No Bombing Role for Canada in the Middle East

In-depth Report:

I remember in March 2011 feeling proud of Canada’s air force. Flying their first bombing run in the NATO campaign to oust the government of Libya, two of our CF-18s abandoned the plan to drop their payloads on an airfield because it was evident there would be civilian casualties.

The next day we got with the program and Canada played its modest part in the NATO overthrow of one of Africa’s most prosperous nations. We learned later that the so-called rebels we supported prominently featured Al-Qaida-linked mercenary types – a favourite regime change tool for western Intelligence (see French journalist Thierry Meyssan’s latest article, “The French Republic taken hostage,” on; Meyssan was an eyewitness to the Libyan horror show).

Tens of thousands of people killed, Libya utterly destroyed, the whole region destabilized, North African migrants and refugees pouring into Europe to escape their respective hellholes – the fruits of regime change are indeed bitter.

With Libya taken out, the same formula was applied to Syria. When an all-out attack was being prepped two years ago, based on claims (now discredited) that the Syrian government was gassing its own people, the public in the U.K. and U.S. sent a strong message to their politicians that they didn’t want to be dragged into another war in the Middle East. With the help of Russian diplomacy, war was averted.

But regime change was still the objective and so, handily, “ISIS” emerged. Pure Hollywood villainy whose prime aim seems to be to reshape public opinion in the West – just as the 9/11 attacks did – and make war palatable as a show of toughness and an instrument of revenge. Like 9/11, the propaganda shock value of the Paris attacks has stirred up a visceral fear and rage against “militant Muslims” among a substantial chunk of the population.

Despite all the political rhetoric about fighting the Islamic State in Syria, regime change could well be the true goal of the post-Paris-attack war strategy.

Russia’s combat role in the past six weeks, launched at the invitation of the Syrian government, appears to have done more to degrade and destroy the terrorists than the U.S. and its coalition partners have done in more than a year. In Iraq especially, the widespread belief is that the U.S. has never been serious about defeating ISIS.
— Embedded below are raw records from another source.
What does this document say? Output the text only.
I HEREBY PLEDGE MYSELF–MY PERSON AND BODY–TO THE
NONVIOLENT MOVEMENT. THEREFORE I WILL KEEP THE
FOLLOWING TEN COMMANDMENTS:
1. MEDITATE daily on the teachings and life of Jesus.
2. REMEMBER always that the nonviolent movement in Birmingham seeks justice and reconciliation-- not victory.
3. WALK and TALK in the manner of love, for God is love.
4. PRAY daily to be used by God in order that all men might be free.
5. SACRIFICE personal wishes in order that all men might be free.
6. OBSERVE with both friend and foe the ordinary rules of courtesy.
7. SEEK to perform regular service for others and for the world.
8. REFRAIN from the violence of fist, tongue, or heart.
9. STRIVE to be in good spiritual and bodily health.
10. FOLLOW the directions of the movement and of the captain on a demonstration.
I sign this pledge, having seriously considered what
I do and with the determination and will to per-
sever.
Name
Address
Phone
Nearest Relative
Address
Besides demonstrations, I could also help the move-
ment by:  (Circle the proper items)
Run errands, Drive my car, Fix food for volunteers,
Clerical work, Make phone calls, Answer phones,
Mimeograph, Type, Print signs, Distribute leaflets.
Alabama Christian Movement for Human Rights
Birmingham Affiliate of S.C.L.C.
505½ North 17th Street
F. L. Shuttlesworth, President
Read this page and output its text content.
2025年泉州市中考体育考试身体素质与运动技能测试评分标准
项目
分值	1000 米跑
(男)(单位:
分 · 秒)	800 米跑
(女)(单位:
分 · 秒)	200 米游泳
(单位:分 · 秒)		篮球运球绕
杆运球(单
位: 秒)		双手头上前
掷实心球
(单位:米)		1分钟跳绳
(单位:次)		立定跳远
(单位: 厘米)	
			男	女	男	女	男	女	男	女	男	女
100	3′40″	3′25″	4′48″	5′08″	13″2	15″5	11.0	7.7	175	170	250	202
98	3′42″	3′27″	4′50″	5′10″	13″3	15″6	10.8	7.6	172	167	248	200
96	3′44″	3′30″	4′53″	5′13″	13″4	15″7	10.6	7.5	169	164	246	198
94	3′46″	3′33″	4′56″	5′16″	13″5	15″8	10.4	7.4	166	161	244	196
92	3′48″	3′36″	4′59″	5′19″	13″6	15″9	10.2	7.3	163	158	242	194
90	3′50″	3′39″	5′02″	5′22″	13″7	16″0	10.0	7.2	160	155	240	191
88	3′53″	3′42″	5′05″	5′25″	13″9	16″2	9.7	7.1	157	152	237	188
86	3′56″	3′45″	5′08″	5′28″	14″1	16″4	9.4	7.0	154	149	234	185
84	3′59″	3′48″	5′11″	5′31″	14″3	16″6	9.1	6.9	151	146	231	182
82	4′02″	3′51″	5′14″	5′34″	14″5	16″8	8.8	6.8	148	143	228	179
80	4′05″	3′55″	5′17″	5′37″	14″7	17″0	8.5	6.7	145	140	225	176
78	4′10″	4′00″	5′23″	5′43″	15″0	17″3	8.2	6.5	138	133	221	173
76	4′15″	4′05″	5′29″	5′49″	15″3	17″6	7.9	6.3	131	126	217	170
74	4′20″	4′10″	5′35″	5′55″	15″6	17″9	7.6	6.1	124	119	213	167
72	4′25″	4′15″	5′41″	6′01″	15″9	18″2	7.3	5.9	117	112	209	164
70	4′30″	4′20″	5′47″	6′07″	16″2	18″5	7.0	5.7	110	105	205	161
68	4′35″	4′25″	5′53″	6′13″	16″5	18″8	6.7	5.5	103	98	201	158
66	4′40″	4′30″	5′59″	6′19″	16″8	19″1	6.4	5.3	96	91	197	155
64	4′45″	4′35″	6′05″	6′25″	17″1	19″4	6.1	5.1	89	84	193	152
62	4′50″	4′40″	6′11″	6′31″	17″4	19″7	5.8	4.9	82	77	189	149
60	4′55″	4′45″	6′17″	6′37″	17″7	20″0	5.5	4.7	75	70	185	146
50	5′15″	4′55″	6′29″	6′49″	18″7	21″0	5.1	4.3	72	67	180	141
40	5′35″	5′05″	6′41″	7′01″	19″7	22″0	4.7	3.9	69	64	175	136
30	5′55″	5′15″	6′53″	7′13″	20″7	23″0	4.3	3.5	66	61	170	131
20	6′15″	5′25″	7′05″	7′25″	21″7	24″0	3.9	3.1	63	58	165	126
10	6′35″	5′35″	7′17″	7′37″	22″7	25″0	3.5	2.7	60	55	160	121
That’s why I’m feeling a bit proud again – this time of our new prime minister. Justin Trudeau ran for office promising to withdraw our CF-18s from the combat mission in Iraq and Syria, and by all accounts he is going to stick to that promise, despite the post-Paris war fever. “Our side” in the Middle East – and that includes France, Britain and the U.S. – has been compromised by years of deceit backing imperial designs. Our role should be in peacemaking, or we should have no role at all in that region.